The association is a charity and a leading professional body for those providing UK tax compliance services. Its primary charitable objective is to promote education and the study of tax administration and practice. One of its key aims is to provide an appropriate qualification for individuals who undertake tax compliance work. It contributes to consultations on the development of the UK tax system and seek to ensure that, for the general public, it is workable and as fair as possible.

The ATT is a technician level qualification which entitles those who have completed the exams and obtained relevant supervised work experience to call themselves taxation technicians. Training may be provided by other organizations. For example, BPP University provides courses for students who plan to sit the ATT examinations to qualify as a taxation technician. As well as passing the exams, students seeking certification as a registered Taxation Technician must be able to show that they have two years' of acceptable practical experience.

==Higher Apprenticeship framework==
In 2011, the UK government launched the Higher Apprenticeship Fund to support a new wave of Apprenticeship frameworks. With the support from that Fund, PwC led the development of the Higher Apprenticeship in Professional Services framework.

The new framework includes distinct pathways for Audit, Tax and Management consulting. The tax pathway within this framework is aligned with the requirements of the ATT exams.
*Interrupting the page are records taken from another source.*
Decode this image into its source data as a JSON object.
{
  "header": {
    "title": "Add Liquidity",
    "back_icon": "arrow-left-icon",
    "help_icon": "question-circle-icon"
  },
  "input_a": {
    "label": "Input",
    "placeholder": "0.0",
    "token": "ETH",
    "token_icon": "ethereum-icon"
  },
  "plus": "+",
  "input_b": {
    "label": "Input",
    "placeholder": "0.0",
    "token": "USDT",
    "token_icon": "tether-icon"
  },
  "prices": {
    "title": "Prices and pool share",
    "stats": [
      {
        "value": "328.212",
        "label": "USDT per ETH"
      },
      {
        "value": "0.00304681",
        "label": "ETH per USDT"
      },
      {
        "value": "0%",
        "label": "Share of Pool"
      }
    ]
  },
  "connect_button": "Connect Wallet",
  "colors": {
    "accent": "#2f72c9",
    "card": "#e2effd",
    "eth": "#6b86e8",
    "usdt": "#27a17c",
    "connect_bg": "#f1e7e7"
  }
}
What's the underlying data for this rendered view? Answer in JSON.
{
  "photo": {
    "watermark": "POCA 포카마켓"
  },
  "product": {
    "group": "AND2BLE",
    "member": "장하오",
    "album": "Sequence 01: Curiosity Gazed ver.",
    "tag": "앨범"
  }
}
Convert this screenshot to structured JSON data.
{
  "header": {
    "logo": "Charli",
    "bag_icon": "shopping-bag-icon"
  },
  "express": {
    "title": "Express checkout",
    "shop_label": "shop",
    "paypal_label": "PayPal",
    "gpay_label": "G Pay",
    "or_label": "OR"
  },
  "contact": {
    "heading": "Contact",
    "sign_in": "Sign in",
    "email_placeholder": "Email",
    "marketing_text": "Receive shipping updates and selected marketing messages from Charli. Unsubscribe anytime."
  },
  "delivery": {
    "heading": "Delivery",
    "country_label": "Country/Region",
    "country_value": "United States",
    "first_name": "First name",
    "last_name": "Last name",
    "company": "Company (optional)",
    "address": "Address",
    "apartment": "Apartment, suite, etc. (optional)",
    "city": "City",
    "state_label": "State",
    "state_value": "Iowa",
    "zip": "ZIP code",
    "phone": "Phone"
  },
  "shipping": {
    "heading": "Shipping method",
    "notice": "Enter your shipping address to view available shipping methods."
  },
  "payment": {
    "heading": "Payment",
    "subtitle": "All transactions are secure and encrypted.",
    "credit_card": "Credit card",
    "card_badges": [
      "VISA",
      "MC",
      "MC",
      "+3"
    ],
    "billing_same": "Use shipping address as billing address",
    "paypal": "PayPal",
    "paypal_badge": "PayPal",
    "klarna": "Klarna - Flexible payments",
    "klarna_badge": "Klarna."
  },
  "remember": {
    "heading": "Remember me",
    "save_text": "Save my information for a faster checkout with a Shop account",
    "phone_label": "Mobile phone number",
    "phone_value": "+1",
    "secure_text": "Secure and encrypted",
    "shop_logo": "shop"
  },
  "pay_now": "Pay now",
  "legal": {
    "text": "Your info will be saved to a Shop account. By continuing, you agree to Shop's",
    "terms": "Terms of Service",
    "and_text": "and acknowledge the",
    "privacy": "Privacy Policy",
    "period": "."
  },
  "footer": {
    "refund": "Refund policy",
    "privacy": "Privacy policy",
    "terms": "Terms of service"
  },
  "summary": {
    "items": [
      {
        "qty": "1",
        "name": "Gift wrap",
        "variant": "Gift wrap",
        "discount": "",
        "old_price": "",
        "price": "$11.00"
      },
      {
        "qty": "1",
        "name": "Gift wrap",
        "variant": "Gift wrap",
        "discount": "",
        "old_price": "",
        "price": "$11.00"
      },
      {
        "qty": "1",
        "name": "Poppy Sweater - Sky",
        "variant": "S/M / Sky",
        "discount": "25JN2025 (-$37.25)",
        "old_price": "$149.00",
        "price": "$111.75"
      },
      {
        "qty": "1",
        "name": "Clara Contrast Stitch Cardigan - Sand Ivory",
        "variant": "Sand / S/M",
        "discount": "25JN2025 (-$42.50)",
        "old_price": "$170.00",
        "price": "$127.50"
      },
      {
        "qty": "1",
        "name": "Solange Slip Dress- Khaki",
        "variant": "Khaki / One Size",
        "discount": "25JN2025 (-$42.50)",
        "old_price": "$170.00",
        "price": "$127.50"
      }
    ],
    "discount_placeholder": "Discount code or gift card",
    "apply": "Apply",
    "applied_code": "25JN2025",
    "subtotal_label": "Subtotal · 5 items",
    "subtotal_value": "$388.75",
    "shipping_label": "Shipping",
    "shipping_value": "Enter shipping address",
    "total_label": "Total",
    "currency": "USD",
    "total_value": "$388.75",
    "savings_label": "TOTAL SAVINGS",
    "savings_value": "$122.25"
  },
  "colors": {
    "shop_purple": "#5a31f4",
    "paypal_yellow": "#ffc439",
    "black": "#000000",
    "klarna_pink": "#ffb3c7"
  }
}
It is said that the framework has the blend of technical knowledge, wider competence and business skills that employers have told they are looking for to enable Apprentices to operate effectively and productively in a tax environment.

==Branches==
There are 40 branches run in conjunction with the Chartered Institute of Taxation catering for the requirements of the members and students within their areas.

== Technical submissions to HMRC ==
The technical officers of the ATT meet with officials from HM Treasury and HM Revenue & Customs, to help ensure that the viewpoint of the taxpayer and tax practitioners is taken into account in the development of HMRC's policy and practice.